When searching the literature, Wang Kaixiang found that since the discovery of ultra-compact dwarf galaxies, including this paper, the relevant research results have been published in Nature three times, and each paper was published almost 10 years apart. Wang Kaixiang also hopes that his work can become a new starting point for his field and his research career, and open up new ideas and windows for future research.

“Astronomy is what I love”

Skiing, photography, cross-countrying… In Wang Kaixiang’s WeChat and Weibo spaces, the sharing of these contents occupies a large part, and it is easy for people to misunderstand: “Where does this young man have time to do scientific research?”
“I love to travel outdoors, I like to use satellite maps and travelogues to search for relatively obscure spots, and plunge headlong into the mountains to experience the pristine charm of nature, which often happens to be the most beautiful place for the stars. Before hiking and camping weren’t as popular as they are today, I started exploring the mountains on my own. Wang Kaixiang said.
The Twelve Apostles at moonset and the Milky Way Arch Bridge. In July this year, Wang Kaixiang was photographed on the Great Ocean Road in Australia.
In 2009, Wang Kaixiang saw a total solar eclipse for the first time and fell in love with astronomy. After entering high school, Wang Kaixiang became the initial core member of the school’s newly formed astronomy club and began to systematically learn astronomy. In 2012, he won the first prize in the first national astronomy Olympiad, and was later selected for the national team, representing China in the Asia-Pacific Astronomy Olympiad that year, winning a silver medal.
“Astronomy is what I love and I hope to continue to strive for. “What you see is my skiing, cross-country and photography all over the world, but when I post these photos, I may be in the middle of reading papers or analyzing data.” ”

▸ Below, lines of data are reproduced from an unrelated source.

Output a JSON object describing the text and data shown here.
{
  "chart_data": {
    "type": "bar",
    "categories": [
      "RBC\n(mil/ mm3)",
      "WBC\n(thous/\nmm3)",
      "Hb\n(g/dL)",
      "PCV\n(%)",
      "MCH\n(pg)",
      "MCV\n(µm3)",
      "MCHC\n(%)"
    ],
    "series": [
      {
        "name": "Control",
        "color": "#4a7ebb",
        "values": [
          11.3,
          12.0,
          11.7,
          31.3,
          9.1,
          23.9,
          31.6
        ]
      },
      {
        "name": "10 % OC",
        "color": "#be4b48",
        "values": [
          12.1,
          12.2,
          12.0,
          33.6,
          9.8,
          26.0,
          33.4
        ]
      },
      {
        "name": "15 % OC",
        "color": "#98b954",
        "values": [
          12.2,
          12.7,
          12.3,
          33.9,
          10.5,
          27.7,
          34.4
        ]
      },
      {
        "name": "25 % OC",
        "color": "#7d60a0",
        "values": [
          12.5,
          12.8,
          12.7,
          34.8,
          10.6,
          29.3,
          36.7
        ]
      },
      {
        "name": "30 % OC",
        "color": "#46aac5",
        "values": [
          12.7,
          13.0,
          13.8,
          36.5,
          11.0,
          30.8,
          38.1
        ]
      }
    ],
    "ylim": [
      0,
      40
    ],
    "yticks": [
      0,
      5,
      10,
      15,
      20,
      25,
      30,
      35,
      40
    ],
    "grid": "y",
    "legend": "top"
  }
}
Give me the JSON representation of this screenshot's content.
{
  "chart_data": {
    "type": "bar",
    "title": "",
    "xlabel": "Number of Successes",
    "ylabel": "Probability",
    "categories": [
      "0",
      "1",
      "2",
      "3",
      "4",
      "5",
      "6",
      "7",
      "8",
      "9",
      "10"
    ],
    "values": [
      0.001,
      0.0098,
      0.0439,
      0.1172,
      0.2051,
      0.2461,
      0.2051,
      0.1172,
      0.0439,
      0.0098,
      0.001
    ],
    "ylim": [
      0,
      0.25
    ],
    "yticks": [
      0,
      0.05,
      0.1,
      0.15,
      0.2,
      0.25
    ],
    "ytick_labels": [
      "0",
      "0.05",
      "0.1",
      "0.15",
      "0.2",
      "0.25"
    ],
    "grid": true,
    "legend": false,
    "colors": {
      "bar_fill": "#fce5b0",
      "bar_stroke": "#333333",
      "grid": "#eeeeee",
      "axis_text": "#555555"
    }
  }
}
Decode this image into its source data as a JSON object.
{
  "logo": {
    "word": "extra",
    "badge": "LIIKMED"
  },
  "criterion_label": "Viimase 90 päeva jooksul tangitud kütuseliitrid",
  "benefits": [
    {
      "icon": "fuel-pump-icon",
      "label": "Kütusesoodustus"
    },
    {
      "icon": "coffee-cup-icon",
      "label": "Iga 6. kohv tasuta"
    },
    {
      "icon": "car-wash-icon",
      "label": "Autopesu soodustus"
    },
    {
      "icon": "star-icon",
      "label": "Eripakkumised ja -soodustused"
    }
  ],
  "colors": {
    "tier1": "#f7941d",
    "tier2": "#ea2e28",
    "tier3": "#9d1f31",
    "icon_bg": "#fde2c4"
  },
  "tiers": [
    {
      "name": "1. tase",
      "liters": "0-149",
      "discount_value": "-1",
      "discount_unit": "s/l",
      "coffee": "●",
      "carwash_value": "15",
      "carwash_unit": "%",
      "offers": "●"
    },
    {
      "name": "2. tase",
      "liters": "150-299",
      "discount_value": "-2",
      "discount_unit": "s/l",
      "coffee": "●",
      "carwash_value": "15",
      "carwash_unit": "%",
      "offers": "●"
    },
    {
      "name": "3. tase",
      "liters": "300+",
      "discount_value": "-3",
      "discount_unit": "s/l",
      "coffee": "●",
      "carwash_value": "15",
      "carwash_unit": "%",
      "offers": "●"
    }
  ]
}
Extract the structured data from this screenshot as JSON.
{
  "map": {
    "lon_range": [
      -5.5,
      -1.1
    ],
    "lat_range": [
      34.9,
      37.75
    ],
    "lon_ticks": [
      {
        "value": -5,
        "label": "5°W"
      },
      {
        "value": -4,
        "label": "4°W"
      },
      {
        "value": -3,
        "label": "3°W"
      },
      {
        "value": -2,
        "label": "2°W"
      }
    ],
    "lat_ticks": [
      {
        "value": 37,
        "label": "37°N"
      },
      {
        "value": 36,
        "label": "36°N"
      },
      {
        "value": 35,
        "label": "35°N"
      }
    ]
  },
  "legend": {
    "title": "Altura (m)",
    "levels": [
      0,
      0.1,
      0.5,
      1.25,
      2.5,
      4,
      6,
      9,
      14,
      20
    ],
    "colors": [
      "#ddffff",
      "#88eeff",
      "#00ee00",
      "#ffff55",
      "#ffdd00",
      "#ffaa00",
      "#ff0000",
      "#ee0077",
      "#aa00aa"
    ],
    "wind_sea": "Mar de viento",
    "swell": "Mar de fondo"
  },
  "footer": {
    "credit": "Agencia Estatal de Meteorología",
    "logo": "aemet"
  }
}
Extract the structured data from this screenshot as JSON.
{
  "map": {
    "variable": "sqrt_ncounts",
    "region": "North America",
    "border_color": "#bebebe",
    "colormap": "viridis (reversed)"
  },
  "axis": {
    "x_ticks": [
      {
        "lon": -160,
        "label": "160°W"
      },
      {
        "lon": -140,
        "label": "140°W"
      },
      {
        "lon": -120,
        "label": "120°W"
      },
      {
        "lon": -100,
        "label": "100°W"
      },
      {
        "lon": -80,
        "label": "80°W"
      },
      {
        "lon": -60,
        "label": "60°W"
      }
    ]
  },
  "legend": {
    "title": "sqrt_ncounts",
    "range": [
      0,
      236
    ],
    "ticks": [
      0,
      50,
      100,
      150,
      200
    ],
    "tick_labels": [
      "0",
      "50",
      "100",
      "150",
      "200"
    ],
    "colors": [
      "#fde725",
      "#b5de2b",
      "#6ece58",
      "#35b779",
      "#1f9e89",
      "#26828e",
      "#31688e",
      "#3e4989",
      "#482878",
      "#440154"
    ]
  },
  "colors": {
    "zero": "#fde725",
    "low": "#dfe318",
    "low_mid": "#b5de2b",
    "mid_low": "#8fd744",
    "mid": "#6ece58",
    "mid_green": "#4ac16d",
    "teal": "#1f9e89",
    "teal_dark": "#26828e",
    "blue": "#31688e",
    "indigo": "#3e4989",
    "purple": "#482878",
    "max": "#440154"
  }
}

Wang Kaixiang trains at a ski resort in Chongli District, Zhangjiakou City.

Of course, Wang Kaixiang will also encounter situations where his research work has not progressed for the time being, and he will choose to go up the mountain for a run or a snowslide. He believes that extreme sports can shape a person and make them more resilient physically and mentally.
Read papers, apply for telescopes, make observations, analyze and discuss data… This is the real state of Wang Kaixiang’s work in recent years.

The results of this Nature study use some of the world’s top large telescopes, including the 3.6-meter Canada-France-Hawaii Telescope, the 8-meter Northern Twin Telescope, and the Hubble Space Telescope (HST), to reveal the formation and evolution of some extreme galaxies in the universe. Wang Kaixiang told China Science Daily, “The application for these telescopes is very badI hope that in the near future, our country will also build more large-scale optical astronomical telescopes to help Chinese astronomers make more cutting-edge discoveries. ”


The snow-covered Maunakia Observatory in Hawaii. Wang Kaixiang in February 2023

Today, Wang Kaixiang is no longer the thin little boy lying on the balcony at home more than 10 years ago, looking at the stars with his binoculars. He is using his astronomical knowledge to explore the starry sky and tell the world the story of the universe he has discovered.